Discovery, on the other hand, is War Trek through and through. Everything the crew of NCC-1031 do is done to further the battle against the Klingon empire and hopefully win the war and it feels like every episode has at least one battle in it, be that a hand phaser shoot out or a full ship fight.

As the series goes on, however, it starts to redeem itself. As the thing that makes Discovery unique is revealed and the spore drive and Mycelial Network start to become a core plot device, the science aspect of the show steps out of the shadows. Calculations are done, technology is talked about and all the cool science stuff that made earlier shows so awesome comes out to play.

This coupled with characters that have a genuine arc, evolving and developing over the course of the series and Discovery actually becomes a really good show. You are meant to connect and empathize with the central character, Michael Burnham, a girl orphaned by the Klingon's and raised by Sarek, our old friend Mr Spook’s father.

However, it is my opinion that the characters around her are far more interesting. Michael is the main character, and therefore is always destined to win and regain her honour, which was lost at the start of the show. Ensign Tilly is one of the shows best characters, a character who starts out nervous, capable but always questioning her own worth and making apologies for everything she does.

By the final episode, however, Ensign Tilly has been enrolled into the command training program, having saved a commanding officer, proven more than capable in a fight and thrust into the role of Starship captain when Discovery is trapped in an alternate dimension. It’s cool to see someone like this in a big budget show, someone who goes from nervous noob to capable officer.

The alien that becomes acting captain, Saru, is a Kelpien, a race who can easily detect danger. He goes from a first officer who is maybe over cautious, to someone who fights back against every instinct, even genetic adaptations of his species, to become a capable and liked captain.

Because of these characters, and the way everything works out over the course of the series, Discovery actually did become a great show. Is it my favorite Star Trek show? Hell no, TNG will always take that crown, well that is unless season 2 is exceptional. It is just a little too much action for what fans would traditionally think of as a Star Trek show, being more like one of the movies, especially after the reboot, but that isn’t a bad thing.

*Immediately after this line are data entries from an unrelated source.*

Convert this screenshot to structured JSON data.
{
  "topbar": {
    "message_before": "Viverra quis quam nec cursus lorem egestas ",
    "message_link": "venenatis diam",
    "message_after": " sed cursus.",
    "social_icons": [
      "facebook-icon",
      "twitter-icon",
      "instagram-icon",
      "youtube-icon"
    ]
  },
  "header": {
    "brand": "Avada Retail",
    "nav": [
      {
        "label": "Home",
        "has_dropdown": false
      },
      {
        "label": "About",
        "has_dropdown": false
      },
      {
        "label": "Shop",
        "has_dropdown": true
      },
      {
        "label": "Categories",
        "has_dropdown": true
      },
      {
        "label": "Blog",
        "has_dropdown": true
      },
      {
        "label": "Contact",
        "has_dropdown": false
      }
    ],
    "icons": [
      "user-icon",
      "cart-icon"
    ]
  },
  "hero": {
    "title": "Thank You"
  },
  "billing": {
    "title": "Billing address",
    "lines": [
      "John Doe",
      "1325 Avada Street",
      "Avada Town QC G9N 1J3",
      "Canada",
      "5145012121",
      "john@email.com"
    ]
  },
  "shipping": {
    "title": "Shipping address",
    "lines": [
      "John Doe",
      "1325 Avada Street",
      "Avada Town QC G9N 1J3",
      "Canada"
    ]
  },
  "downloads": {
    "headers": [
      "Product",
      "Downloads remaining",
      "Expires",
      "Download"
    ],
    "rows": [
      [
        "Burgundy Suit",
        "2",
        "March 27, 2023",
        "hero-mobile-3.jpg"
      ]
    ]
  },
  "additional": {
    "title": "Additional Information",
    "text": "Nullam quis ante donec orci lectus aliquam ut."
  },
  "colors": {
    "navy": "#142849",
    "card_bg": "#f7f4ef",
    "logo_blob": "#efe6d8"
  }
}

Discovery isn’t your typical Trek, but that doesn’t automatically make it terrible. Some of the episodes are legitimately great, equaling the highlights of earlier shows. The makers took the franchise in a different direction, but that direction had focus and a point. It won’t go down in history as a work of deep reverie and thought provoking art, but it will keep you entertained.

I had a friend who fell off Discovery after three episodes, and I hope this urges her to go back to it, as well as those who pass it off as ‘Star Trek’. If you didn’t like earlier shows, then you might find this new incarnation more bearable. If you are a Trek fan, don’t dismiss this, it is better than you might think.